Une population prise en otage par une guerre qui la dépasse

Il serait toutefois erroné de réduire l'ensemble de la population du nord malien à un soutien, même passif, envers ces groupes armés. De nombreux témoignages recueillis par des organisations humanitaires décrivent au contraire une population prise en otage, contrainte de composer avec des acteurs armés multiples dont elle ne partage ni les objectifs ni les méthodes, mais dont elle ne peut pas non plus se dégager sans risque immédiat pour sa sécurité.

Cette complexité humaine, trop souvent aplatie dans les analyses géopolitiques simplificatrices, mérite d'être restituée avec toute sa nuance, car c'est elle qui, en définitive, déterminera la durabilité ou non de cette alliance jihadistes-Touaregs sur le temps long.

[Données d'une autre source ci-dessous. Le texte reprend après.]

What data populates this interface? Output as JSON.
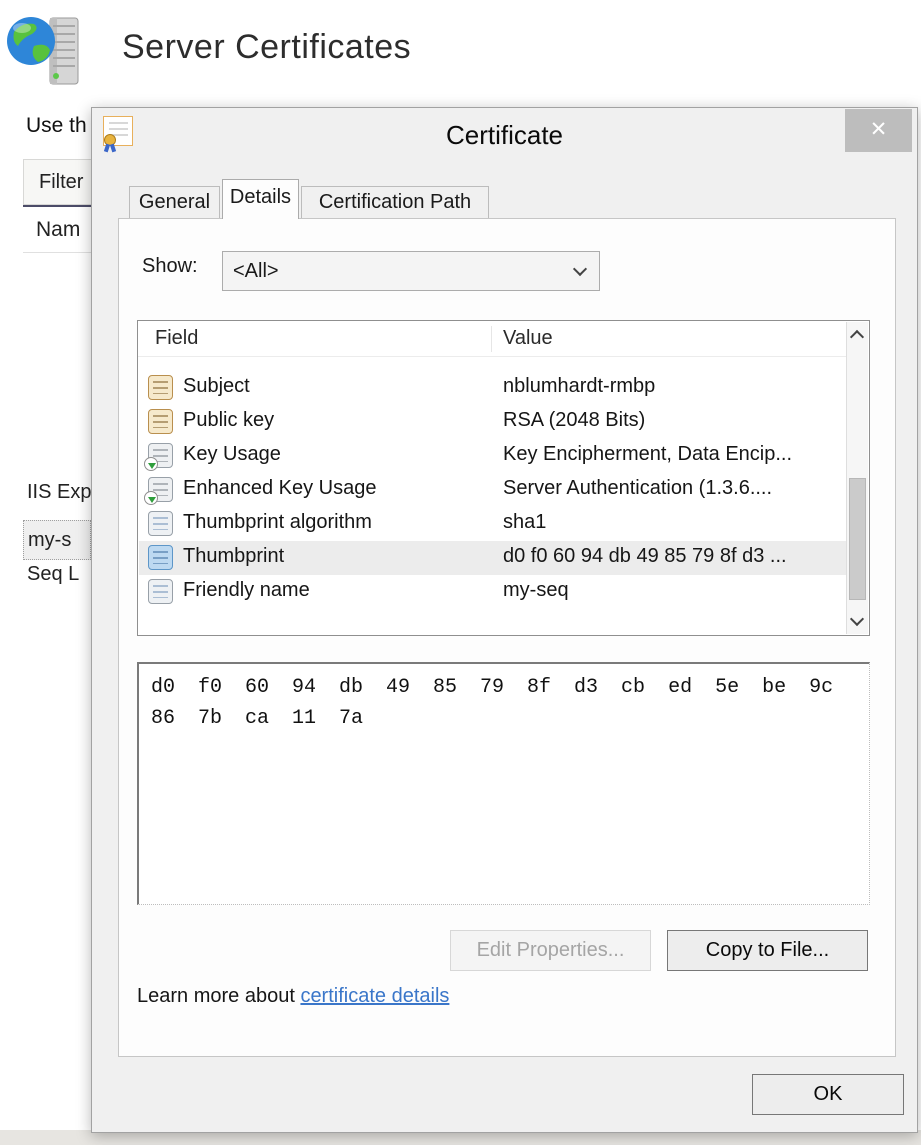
{
  "page": {
    "title": "Server Certificates",
    "intro_partial": "Use th",
    "filter_label": "Filter",
    "name_column_partial": "Nam",
    "items": [
      "IIS Exp",
      "my-s",
      "Seq L"
    ]
  },
  "dialog": {
    "title": "Certificate",
    "close_glyph": "✕",
    "tabs": [
      {
        "label": "General"
      },
      {
        "label": "Details"
      },
      {
        "label": "Certification Path"
      }
    ],
    "show": {
      "label": "Show:",
      "value": "<All>"
    },
    "fields_table": {
      "columns": [
        "Field",
        "Value"
      ],
      "rows": [
        {
          "field": "Subject",
          "value": "nblumhardt-rmbp",
          "icon": "tan",
          "selected": false
        },
        {
          "field": "Public key",
          "value": "RSA (2048 Bits)",
          "icon": "tan",
          "selected": false
        },
        {
          "field": "Key Usage",
          "value": "Key Encipherment, Data Encip...",
          "icon": "keyusage",
          "selected": false
        },
        {
          "field": "Enhanced Key Usage",
          "value": "Server Authentication (1.3.6....",
          "icon": "keyusage",
          "selected": false
        },
        {
          "field": "Thumbprint algorithm",
          "value": "sha1",
          "icon": "gray",
          "selected": false
        },
        {
          "field": "Thumbprint",
          "value": "d0 f0 60 94 db 49 85 79 8f d3 ...",
          "icon": "blue",
          "selected": true
        },
        {
          "field": "Friendly name",
          "value": "my-seq",
          "icon": "gray",
          "selected": false
        }
      ]
    },
    "preview": {
      "lines": [
        "d0 f0 60 94 db 49 85 79 8f d3 cb ed 5e be 9c",
        "86 7b ca 11 7a"
      ]
    },
    "buttons": {
      "edit_properties": "Edit Properties...",
      "copy_to_file": "Copy to File...",
      "ok": "OK"
    },
    "learn_more": {
      "prefix": "Learn more about ",
      "link_text": "certificate details"
    }
  },
  "colors": {
    "link": "#3a76c9",
    "selected_row": "#ececec",
    "close_button_bg": "#bdbdbd",
    "dialog_bg": "#f0f0f0",
    "panel_bg": "#fdfdfd"
  }
}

Je me méfie de toute analyse qui réduirait les populations du nord malien à de simples soutiens ou de simples victimes passives. La réalité humaine de cette guerre est plus complexe, plus douloureuse, et elle mérite qu'on lui accorde bien plus de nuance que ce que permettent les cartes militaires.

Les limites structurelles de cette alliance improbable

Des objectifs finaux fondamentalement incompatibles

Malgré son efficacité tactique documentée, cette alliance entre le JNIM et le FLA repose sur des fondations idéologiques fragiles. Le projet du FLA, une autonomie ou une indépendance touarègue à caractère largement laïque, est structurellement incompatible avec le projet du JNIM, l'établissement d'un ordre islamiste rigoriste sur l'ensemble du territoire malien. Ces deux visions de société ne peuvent, à terme, coexister durablement au sein d'un même territoire libéré du contrôle de Bamako.

Cette incompatibilité de fond constitue la principale vulnérabilité structurelle de cette alliance, et plusieurs analystes régionaux estiment qu'elle pourrait, à moyen terme, provoquer une rupture entre les deux mouvements une fois leur adversaire commun suffisamment affaibli pour ne plus justifier une coopération aussi contre-nature.

Un précédent historique qui invite à la prudence

Ce scénario de rupture différée n'est pas hypothétique : des alliances similaires entre mouvements islamistes et séparatistes ethniques ont déjà été observées, puis rompues, dans d'autres conflits africains, notamment au Mali lui-même lors des soulèvements touaregs précédents de la décennie 2010, quand des coopérations tactiques temporaires avaient fini par céder la place à des affrontements directs entre les deux camps.

Cette leçon historique invite à une lecture prudente de la solidité à long terme de l'alliance actuelle, sans pour autant minimiser la menace bien réelle et immédiate qu'elle représente pour la junte malienne dans les mois qui viennent.

Je ne parierais pas sur la longévité de cette alliance au-delà de quelques années, tant les projets de société du JNIM et du FLA restent fondamentalement irréconciliables. Mais je me garderais bien d'en sous-estimer les dégâts immédiats, car l'histoire nous enseigne que les alliances contre-nature peuvent causer des ravages bien avant de se dissoudre.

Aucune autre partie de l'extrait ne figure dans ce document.